An environmental group says improving New Zealand's waterways will take multi-partisan support, and recent comments from National calling for new rules to be repealed were "hyperbolic and unhelpful".
Gary Taylor, executive director of the Environmental Defence Society, says freshwater regulations signed off earlier this month come after a decade of hard work and now is not the time to get rid of them.
"A lot of effort has gone into getting the policy platform established, many people have been working on this for the thick end of 10 years and the suggestion that it could be reviewed and repealed is a worry and would take us backwards," Taylor told Dominic George on Magic Talk's Rural Today on Friday.
In a Facebook Live event earlier this week National's agriculture spokesperson David Bennett said the policy would be "gone by lunchtime" if his party is voted into power in the upcoming election.
National subsequently softened that stance, saying in a statement on Wednesday it would "repeal or review" a number of the new rules, rather than get rid of the whole policy.
But Taylor says Bennett "shouldn't have made such an extreme comment as that".
"It's very hyperbolic and unhelpful and I think he's probably regretting it now," he said.
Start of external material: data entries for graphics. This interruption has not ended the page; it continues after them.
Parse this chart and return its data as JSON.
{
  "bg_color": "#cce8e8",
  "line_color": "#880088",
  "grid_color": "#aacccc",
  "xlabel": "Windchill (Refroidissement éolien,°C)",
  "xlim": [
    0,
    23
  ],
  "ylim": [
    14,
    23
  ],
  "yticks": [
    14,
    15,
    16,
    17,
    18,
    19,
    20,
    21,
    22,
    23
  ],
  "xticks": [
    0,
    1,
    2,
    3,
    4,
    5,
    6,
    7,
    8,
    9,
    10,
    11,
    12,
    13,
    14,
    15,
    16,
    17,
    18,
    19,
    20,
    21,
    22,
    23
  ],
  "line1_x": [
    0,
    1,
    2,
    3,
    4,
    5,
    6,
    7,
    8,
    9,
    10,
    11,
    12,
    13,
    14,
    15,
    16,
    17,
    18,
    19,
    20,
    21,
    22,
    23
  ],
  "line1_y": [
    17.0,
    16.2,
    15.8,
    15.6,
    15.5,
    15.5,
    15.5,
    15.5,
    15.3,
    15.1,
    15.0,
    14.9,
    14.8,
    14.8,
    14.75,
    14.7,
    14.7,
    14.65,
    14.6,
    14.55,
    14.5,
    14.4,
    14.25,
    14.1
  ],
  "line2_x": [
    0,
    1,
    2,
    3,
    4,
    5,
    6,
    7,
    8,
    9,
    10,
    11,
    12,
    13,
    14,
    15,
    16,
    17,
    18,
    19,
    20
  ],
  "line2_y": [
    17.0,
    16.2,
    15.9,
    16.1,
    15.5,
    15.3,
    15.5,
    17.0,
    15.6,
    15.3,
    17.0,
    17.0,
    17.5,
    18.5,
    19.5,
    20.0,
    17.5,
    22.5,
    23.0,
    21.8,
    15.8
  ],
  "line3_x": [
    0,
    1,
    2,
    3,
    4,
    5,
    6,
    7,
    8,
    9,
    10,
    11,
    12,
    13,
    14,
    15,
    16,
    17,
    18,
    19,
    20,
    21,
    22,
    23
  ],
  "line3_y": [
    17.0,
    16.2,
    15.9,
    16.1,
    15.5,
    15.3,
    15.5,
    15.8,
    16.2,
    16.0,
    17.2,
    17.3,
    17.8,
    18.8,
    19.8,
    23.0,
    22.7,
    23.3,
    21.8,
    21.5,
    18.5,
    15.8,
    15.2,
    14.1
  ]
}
"We do need bipartisan or multi-partisan support for freshwater reforms, this is something that goes to our brand New Zealand, it's something that goes to our sense of national identity, to see that our farming activities aren't polluting, that's all very important stuff to all of us so getting some cross-party agreement on the way forward and then hitting the challenge of implementation I think is the way that people should be thinking."
Farmers, especially in Southland, have been vocally opposed to many of the new rules, particularly those around winter grazing, which they say are "entirely impractical".
The Government seems to have realised some of the rules don't work, with Cabinet this week making a number of adjustments to winter grazing regulations and hinting more changes could be on the way.
Although National criticised that move as showing the policy is "based on ideological notions" and "isn't practical or based in science", Taylor said the Government's approach to making small adjustments as needed was better than repealing the legislation.
"This is quite complicated stuff and I think having a willingness to adjust things when that's needed is probably a good thing rather than a bad thing."
With the legislation now signed off as law, the next challenge is implementing the new rules, Taylor said.
"We've got the policy package settled, provided National don't upset that, we now need to focus on implementation.
"And of course getting our waterways cleaned up is going to take many years, it's not something that's going to happen overnight."